TO WHAT degree, I pondered during a recent Kendal Midday Concert Club recital, is the enjoyment of a musical performance dependant upon the relationship between it and colour? On this occasion, colour did have a strong influence on my enjoyment for, looking down from the rear circle, the stage possessed a predominantly dark grey shade; true, there was a colourful Christmas tree, but dark, unattractive objects lurked in corners, the Steinway was black and behind, artistically overseeing all, were the roofs of the auld grey town. The elegant but muted colours worn by the artists - Emma Richards (viola) and Duncan Honeybourne (piano) – could not contribute to my desire for ‘excitement’. Also, the viola is a beautiful, but dark-toned instrument and thus something other than the bright shafts of autumnal sunshine that occasionally illuminated the stage was required to create my desired ‘excitement’. The prevalent greyness dominated and I found the whole experience strangely underwhelming. Furthermore, highly-skilled musicians though they undoubtedly are, I found their partnership to be rather mismatched; whilst Duncan frequently showed his commanding and powerful but, in this context, often over-percussive soloistic qualities, Emma demonstrated her penchant for the more inward-looking approach.

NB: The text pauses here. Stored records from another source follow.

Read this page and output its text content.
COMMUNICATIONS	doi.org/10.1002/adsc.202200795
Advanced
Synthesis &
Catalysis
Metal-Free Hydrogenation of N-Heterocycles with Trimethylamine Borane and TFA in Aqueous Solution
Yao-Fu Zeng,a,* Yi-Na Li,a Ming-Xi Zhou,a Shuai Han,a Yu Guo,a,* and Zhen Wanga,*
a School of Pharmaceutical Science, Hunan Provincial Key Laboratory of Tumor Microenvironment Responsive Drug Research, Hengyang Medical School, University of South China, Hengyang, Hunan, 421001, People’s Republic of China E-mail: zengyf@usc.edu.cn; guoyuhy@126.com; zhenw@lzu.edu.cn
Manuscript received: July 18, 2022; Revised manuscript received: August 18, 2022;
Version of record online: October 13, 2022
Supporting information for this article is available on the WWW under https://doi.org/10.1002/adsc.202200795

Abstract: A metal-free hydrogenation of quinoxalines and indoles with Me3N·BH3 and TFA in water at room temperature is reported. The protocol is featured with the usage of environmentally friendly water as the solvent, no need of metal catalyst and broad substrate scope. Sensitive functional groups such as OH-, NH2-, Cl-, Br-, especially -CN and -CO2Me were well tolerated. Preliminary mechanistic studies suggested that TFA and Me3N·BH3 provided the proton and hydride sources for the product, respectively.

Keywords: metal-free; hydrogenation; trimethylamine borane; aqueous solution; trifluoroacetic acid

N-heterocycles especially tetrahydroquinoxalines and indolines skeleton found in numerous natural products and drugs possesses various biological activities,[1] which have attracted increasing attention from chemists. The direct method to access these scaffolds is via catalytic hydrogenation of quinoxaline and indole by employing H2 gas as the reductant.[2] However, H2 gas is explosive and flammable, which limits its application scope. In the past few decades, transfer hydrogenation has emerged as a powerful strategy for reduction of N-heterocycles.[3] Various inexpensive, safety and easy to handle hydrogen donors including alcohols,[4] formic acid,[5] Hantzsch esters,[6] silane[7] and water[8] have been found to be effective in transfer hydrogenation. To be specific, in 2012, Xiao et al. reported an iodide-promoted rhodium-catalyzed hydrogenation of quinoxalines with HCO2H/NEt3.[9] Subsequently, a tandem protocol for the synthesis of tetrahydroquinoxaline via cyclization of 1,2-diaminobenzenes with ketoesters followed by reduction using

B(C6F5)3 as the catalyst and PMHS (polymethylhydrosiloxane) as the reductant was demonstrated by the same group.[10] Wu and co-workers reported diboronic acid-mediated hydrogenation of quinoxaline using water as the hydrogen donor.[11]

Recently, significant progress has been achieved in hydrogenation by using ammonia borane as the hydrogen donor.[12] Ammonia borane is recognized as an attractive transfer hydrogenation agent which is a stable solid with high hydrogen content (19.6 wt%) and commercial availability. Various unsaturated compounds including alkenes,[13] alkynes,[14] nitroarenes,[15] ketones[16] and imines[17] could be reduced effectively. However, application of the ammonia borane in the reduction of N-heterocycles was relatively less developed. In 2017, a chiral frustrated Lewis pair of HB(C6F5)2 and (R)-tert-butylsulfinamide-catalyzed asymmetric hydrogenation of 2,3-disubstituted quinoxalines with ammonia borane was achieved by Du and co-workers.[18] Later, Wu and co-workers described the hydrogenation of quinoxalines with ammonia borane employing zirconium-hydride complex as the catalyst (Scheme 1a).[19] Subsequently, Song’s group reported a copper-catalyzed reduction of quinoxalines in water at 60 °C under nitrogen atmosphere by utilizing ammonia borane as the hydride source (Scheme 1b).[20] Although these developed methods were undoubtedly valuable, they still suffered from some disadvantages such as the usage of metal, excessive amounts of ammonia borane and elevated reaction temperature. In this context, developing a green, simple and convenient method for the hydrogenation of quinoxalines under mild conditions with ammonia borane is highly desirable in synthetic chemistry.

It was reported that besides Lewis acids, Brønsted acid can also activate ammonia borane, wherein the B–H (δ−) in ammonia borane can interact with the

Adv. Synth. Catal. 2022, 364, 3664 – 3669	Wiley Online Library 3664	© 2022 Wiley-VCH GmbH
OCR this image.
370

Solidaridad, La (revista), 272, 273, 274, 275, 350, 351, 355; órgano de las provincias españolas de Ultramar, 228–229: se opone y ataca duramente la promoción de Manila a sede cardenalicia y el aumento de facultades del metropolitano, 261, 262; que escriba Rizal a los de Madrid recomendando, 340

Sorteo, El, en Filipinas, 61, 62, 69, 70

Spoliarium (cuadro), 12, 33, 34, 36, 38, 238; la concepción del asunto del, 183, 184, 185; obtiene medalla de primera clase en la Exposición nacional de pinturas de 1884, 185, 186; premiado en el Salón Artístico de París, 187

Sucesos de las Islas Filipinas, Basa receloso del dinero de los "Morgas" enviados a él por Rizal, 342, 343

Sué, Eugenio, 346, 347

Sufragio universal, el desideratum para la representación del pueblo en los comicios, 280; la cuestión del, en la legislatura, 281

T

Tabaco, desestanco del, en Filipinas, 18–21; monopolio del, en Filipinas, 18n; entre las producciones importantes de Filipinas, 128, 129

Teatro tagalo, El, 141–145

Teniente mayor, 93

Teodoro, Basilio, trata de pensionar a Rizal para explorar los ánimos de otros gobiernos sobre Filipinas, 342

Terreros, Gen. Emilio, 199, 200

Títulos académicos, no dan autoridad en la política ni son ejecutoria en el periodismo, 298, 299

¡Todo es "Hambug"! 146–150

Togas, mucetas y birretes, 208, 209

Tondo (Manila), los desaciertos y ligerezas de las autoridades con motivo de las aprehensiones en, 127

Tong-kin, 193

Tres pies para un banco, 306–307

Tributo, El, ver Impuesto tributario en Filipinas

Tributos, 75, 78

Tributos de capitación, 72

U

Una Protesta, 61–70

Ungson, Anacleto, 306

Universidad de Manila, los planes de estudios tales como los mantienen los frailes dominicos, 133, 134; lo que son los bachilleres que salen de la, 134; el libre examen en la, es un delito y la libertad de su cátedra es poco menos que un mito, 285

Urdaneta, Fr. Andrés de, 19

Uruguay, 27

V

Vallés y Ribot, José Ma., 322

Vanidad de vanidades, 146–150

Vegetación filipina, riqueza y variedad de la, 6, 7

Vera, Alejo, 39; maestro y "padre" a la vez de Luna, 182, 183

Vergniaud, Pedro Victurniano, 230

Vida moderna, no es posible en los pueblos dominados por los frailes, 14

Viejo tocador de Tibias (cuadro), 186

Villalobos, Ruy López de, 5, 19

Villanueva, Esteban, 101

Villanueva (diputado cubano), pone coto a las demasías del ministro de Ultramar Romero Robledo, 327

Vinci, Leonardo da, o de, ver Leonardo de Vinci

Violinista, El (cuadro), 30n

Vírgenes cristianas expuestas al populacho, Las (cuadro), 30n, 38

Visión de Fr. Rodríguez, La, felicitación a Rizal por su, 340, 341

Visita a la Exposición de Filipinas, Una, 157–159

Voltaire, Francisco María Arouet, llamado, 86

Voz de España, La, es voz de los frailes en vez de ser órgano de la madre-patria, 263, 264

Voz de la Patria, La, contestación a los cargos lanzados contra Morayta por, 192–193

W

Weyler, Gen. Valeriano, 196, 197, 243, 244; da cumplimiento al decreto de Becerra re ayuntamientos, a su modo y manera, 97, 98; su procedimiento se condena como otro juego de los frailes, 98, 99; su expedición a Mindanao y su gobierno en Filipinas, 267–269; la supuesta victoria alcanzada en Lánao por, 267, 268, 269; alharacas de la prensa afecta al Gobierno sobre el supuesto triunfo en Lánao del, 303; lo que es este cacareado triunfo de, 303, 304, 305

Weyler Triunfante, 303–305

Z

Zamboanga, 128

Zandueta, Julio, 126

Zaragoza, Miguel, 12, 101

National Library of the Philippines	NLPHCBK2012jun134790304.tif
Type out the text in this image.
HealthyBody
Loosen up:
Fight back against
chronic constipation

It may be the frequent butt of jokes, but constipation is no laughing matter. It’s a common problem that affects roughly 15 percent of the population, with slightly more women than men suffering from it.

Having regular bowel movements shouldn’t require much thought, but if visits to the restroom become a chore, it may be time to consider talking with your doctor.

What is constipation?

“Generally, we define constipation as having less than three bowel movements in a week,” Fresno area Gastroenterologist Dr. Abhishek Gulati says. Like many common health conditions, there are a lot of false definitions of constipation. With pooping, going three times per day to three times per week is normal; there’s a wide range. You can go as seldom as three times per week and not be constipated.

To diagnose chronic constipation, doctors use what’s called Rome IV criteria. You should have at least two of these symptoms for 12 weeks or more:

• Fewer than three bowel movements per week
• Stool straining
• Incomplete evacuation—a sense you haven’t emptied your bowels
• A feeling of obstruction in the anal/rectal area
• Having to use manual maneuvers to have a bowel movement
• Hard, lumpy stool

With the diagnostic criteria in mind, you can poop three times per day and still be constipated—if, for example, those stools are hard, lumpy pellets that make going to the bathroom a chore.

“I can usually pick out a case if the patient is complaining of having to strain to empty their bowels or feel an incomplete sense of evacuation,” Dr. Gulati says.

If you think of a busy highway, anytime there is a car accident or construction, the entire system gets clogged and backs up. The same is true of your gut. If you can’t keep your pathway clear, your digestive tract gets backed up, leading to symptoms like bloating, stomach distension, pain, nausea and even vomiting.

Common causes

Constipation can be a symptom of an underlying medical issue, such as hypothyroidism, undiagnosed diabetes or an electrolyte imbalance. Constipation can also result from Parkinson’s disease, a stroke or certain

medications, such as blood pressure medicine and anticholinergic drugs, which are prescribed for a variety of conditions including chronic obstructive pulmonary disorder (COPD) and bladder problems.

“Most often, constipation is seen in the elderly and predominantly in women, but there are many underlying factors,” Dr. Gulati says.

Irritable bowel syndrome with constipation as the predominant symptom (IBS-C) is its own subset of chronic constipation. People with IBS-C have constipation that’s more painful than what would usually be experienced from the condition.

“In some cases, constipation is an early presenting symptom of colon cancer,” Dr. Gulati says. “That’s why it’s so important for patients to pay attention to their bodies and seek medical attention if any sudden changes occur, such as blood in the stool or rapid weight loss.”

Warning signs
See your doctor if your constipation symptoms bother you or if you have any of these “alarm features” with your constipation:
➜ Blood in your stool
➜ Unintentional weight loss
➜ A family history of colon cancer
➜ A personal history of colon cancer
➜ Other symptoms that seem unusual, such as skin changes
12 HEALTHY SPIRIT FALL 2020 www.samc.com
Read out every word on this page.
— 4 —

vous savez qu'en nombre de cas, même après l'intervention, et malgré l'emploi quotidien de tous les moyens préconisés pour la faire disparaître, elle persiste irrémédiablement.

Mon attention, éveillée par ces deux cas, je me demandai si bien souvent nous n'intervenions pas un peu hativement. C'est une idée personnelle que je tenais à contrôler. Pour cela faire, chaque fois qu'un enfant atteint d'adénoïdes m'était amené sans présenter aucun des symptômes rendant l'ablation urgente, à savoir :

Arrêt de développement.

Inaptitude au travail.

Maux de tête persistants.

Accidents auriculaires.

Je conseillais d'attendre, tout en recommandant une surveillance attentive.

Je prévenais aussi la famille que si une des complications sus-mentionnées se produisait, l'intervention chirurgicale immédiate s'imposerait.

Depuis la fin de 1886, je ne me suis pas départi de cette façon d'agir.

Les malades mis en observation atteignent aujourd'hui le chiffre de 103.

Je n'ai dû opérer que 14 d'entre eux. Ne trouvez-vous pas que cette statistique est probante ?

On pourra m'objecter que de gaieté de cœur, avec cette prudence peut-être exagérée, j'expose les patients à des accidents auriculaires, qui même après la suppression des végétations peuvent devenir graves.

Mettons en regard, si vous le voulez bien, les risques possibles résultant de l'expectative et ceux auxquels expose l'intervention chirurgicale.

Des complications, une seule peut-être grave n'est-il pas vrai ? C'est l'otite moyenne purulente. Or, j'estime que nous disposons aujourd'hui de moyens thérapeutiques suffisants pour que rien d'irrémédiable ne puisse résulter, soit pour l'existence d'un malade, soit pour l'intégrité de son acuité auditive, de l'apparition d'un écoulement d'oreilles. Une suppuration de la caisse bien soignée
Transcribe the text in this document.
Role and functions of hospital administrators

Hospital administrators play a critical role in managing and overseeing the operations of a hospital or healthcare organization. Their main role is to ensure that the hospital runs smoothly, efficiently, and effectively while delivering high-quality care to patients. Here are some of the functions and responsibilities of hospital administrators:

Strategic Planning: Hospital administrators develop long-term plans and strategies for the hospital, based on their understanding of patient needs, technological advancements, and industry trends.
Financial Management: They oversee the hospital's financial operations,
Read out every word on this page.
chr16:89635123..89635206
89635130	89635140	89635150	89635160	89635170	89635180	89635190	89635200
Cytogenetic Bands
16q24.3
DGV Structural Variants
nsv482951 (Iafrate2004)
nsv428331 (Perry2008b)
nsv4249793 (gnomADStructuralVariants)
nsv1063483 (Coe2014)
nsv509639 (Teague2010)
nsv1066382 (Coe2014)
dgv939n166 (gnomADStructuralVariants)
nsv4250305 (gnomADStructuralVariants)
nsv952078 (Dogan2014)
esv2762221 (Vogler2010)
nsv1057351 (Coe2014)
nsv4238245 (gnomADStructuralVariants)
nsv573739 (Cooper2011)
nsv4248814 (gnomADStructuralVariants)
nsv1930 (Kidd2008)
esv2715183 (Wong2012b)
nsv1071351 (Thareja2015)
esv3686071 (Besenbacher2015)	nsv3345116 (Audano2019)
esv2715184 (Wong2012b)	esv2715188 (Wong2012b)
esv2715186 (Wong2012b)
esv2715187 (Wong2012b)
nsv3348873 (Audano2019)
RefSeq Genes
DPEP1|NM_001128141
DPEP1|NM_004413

All that having been said, there was much to admire and enjoy in their performances. Schubert’s Arpeggione Sonata D 821 saw them in complete sympathy with the composer’s demands for smoothly-flowing lines and seamless phrasing. Balance weaknesses sometimes marred the louder passages, but the slow movement and quieter moments elsewhere illuminated their fine musicianship and feel for the lyricism so characteristic of Schubert.

Britten’s Lachrymae Op 48 is a work whose widely-varying textures were explored and projected with beautiful attention to detail. Always were they aware of the beauty of Britten’s subtle writing.

Pianistic power (albeit at times too explosive!), Romantic technical glitter and heartfelt emotion were all present in Enescu’s Konzertstück. This is an unfamiliar work, the performance of which, despite occasional intonation and balance miscalculations, brought out the best of both artists.